Unlike MAML topics which must be well-formed XML, HTML files are not necessarily as strict in their conformance to such rules. End tags are not always present, the "/" in self-closing tags is not always present, entities are not always encoded correctly if at all, etc. As such, the HTML to MAML converter extracts key parts of the HTML files and uses a series of regular expressions paired with match evaluators to alter the HTML elements by replacing them with their MAML equivalents or removing them altogether.
While this will not guarantee a valid MAML topic, it will guarantee that no information is lost during the conversion. Building the converted topics reveals any missing end tags, unencoded entities, etc. which are easily fixed by editing the topics.
The conversion rules are stored in an XML configuration file.
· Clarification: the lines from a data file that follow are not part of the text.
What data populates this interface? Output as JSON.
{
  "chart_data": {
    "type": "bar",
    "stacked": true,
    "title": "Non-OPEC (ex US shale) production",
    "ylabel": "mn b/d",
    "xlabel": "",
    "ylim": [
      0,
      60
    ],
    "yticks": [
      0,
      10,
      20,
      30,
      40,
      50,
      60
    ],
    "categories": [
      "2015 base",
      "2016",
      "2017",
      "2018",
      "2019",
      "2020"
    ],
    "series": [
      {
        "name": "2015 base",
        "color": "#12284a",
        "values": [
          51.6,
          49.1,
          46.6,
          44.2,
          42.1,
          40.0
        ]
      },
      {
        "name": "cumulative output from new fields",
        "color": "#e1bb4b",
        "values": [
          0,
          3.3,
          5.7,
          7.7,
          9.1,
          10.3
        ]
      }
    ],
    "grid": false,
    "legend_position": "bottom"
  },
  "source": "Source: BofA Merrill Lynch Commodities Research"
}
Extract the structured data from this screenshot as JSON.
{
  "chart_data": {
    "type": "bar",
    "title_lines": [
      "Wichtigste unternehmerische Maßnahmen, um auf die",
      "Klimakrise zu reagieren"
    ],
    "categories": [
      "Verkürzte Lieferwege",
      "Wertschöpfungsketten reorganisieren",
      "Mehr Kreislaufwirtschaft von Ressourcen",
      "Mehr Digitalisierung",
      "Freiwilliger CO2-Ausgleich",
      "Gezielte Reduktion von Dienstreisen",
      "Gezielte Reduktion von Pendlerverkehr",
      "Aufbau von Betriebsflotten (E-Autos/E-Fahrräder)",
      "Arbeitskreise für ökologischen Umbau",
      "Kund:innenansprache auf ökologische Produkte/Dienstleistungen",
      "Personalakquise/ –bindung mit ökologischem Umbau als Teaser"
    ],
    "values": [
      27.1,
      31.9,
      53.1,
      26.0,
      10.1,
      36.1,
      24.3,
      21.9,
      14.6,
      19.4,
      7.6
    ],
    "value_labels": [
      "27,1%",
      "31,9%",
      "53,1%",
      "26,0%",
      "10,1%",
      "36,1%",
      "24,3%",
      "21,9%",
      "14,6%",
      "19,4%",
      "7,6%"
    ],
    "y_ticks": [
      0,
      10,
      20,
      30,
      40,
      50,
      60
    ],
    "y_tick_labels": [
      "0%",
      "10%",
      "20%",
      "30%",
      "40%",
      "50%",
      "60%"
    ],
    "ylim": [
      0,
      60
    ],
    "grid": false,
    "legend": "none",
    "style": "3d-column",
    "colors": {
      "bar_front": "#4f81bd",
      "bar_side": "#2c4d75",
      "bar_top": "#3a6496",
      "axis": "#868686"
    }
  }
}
This file must reside in the same location as the converter's executable.
Conversion of a topic follows this general procedure using the rule definitions found in the configuration file:
Extract the key parts of the topic (metadata such as the title, attributes, and index keywords, and the body text).
Replace named entities with their numeric equivalent.
Replace markup wrapper HTML elements with a placeholder in the text so as not to alter their content in later processing.
Remove all HTML elements with no MAML equivalent.
Replace all HTML elements that do have MAML equivalents.
The following HTML elements are processed based on the context in which they are used:
a - Links to topics and external URLs
code - Inline code and code blocks
h1-h6 - Section headings
img - Image links
see - See Also references
These elements should not appear in any of the other rules.
Once done, the markup wrapper placeholders are replaced with their actual markup enclosed in a MAML markup element.
The converted topic is saved to the destination folder along with some supporting files.